A imagem que se reflete no espelho, talvez não seja minha. A desfiguração da minha visão me deixar ver só o que eu supostamente não quero. O que eu quero, não sei.
O reflexo ali, diante de mim mesmo, possivelmente seja eu. As analogias previstas diante do espelho não estão levando meu ego a nenhuma elevação narcisista. Meu ego por vontade própria é Narciso. Narciso por amor - próprio? Não. Narciso por cultura? Jamais. Narciso por quê? Porque sim, oras.
Mas a visão então ofuscada não é por culpa desse complexo já antigo e desgastado. É por culpa do objeto que se reflete no espelho. Eu.
A forma do corpo no espelho, não é a minha. A materialização da alma se fez instantânea no instante que senti a força do pensamento eclodir e exteriorizar-se sem medo algum. A alma se esboça pelo corpo em frente ao espelho. E já não se conhece mais o corpo, que muda constantemente.
Reconheço só a alma. Que sozinha tem sua única importância e função, que é comer e manter vivo o corpo para que não apodreça.
Depois de muitos erros de figuração, a alma dá um passo.

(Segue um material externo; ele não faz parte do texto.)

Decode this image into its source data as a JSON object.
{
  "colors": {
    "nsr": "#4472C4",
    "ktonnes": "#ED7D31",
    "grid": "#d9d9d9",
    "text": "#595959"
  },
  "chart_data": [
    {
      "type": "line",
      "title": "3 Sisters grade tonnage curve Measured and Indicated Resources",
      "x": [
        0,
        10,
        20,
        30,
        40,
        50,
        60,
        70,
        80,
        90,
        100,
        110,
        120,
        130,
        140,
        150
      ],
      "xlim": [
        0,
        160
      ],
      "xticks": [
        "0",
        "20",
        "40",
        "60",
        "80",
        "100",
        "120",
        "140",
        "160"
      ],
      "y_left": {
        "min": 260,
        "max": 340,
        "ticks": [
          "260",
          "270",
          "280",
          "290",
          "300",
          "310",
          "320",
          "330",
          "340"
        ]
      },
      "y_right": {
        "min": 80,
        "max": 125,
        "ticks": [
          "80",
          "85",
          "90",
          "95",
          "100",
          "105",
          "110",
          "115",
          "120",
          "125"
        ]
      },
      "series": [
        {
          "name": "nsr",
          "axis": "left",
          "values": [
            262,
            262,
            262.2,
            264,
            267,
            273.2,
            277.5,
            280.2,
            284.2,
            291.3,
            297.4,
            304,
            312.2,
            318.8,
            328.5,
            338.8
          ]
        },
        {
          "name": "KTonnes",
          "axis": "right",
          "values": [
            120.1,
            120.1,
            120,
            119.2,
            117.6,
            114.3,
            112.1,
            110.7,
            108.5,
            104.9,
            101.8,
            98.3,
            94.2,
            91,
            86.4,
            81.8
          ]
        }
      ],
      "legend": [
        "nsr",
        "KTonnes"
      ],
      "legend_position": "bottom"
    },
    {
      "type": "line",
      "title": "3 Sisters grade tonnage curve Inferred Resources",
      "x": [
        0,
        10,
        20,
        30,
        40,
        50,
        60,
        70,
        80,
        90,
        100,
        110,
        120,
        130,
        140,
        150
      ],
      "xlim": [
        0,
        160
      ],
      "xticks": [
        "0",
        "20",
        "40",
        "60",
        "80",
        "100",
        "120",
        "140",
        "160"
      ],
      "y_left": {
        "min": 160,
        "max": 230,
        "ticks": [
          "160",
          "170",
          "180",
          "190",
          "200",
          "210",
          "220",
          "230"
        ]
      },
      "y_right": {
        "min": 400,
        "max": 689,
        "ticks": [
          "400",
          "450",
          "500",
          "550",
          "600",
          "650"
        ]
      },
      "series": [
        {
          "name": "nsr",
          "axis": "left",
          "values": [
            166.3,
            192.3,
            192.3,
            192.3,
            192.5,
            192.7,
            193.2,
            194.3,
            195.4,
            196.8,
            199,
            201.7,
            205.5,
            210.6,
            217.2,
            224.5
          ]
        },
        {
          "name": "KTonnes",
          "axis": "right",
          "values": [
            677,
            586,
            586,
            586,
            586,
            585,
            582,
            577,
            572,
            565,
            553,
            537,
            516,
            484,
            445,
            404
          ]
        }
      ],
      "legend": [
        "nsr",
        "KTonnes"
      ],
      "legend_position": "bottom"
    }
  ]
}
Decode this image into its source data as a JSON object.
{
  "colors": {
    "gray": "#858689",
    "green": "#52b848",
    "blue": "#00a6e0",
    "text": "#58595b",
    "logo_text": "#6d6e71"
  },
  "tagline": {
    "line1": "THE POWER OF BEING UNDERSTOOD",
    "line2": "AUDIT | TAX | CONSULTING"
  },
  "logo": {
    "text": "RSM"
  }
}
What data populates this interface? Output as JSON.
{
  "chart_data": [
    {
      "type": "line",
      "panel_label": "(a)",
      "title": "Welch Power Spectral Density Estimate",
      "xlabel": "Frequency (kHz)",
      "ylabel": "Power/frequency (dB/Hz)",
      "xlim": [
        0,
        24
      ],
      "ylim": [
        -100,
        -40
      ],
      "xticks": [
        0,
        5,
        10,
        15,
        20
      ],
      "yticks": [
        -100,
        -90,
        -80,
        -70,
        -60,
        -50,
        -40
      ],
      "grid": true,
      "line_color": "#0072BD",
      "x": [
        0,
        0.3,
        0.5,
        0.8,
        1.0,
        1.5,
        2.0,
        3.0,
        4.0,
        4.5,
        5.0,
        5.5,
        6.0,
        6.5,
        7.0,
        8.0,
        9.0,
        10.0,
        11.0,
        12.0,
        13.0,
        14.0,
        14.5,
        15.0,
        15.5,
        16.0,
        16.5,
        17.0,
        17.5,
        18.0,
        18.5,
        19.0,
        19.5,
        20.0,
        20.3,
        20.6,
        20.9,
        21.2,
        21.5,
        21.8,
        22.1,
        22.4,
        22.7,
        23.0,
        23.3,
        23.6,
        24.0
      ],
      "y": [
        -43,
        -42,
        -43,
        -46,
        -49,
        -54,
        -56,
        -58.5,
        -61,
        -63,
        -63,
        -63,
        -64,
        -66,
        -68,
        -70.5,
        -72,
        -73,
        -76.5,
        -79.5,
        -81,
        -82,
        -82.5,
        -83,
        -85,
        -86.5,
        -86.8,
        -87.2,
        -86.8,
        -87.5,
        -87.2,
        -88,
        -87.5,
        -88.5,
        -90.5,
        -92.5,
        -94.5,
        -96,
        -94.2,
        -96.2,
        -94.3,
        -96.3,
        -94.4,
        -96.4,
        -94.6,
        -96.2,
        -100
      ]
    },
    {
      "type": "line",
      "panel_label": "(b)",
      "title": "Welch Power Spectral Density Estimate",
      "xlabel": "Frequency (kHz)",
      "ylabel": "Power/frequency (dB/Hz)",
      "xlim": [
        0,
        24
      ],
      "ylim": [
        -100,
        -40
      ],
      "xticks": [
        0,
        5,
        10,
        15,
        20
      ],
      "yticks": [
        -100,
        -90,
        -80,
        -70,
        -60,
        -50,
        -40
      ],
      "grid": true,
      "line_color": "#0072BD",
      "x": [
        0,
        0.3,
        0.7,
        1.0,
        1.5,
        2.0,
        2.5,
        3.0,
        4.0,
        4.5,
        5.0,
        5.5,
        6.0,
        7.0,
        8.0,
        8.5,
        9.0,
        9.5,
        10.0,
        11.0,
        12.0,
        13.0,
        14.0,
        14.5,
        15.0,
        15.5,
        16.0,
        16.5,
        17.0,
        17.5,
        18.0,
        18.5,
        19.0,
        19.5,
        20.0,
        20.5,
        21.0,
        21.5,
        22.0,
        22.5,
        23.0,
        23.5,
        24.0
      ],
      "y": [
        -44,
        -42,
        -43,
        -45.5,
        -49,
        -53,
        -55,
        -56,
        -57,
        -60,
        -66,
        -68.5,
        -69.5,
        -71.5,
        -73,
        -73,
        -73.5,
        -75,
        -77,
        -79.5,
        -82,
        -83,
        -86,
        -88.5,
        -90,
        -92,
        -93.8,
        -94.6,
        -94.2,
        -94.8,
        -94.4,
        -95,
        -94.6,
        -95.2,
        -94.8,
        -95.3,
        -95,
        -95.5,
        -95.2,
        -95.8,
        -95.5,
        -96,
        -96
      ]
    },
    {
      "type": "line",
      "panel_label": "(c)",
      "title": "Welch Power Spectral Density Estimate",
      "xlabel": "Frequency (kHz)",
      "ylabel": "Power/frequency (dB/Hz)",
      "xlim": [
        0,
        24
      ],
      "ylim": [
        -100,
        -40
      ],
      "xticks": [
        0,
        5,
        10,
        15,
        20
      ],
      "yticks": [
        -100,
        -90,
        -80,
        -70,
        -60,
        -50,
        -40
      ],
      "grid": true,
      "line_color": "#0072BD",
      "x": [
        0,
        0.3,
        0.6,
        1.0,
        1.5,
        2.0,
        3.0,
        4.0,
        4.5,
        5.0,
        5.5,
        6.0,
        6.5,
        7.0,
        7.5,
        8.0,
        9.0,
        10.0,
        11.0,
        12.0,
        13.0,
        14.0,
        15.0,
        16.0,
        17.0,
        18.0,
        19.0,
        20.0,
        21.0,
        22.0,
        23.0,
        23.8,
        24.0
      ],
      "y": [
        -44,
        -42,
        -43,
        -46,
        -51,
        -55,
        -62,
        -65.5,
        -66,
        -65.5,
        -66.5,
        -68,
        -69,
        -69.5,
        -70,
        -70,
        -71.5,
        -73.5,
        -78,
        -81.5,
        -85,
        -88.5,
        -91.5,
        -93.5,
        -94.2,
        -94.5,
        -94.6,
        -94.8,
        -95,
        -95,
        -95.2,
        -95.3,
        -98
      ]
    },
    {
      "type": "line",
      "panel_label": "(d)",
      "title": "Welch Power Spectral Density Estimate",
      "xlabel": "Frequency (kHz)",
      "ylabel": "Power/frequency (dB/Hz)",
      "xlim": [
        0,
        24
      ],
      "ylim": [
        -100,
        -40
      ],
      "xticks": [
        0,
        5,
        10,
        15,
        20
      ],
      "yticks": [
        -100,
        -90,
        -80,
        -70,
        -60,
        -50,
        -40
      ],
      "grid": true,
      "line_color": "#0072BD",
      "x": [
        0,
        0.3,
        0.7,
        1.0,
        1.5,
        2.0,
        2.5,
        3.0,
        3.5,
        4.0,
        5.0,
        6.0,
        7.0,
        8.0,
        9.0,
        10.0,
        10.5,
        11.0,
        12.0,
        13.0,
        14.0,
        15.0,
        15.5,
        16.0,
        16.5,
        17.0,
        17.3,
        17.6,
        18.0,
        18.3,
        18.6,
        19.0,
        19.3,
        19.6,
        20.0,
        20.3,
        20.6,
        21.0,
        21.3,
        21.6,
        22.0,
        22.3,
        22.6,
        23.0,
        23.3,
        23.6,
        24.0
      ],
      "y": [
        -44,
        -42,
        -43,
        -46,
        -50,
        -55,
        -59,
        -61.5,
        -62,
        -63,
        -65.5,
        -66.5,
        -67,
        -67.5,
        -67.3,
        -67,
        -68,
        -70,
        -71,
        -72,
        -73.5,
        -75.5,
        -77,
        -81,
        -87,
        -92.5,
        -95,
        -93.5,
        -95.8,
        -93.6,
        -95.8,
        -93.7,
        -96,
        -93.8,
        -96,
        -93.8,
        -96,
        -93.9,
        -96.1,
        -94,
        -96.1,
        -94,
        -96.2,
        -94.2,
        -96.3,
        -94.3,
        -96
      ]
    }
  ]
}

E o esboço no espelho deixa de existir. Avante, alma. Avante, corpo, que só não vive. Avante luz, que ilumina o caminho dos desalmados. Avante, escuridão, que escurece o brilho do alto ego. Abaixo, fome que estraçalha a alma. Abaixo, corpo que se auto-flagela em pensar.
Narciso, serás meu companheiro, enquanto na vida se fazer o vidro e o cristal. Será meu companheiro "esboçal" e tens em mim um corpo tranquilo e uma alma confusa. Espelho, tem em ti um ente mitológico, uma criatura que até hoje se afunda na própria vaidade. Tens um amigo que transmite a alma e que desconfigura a carne.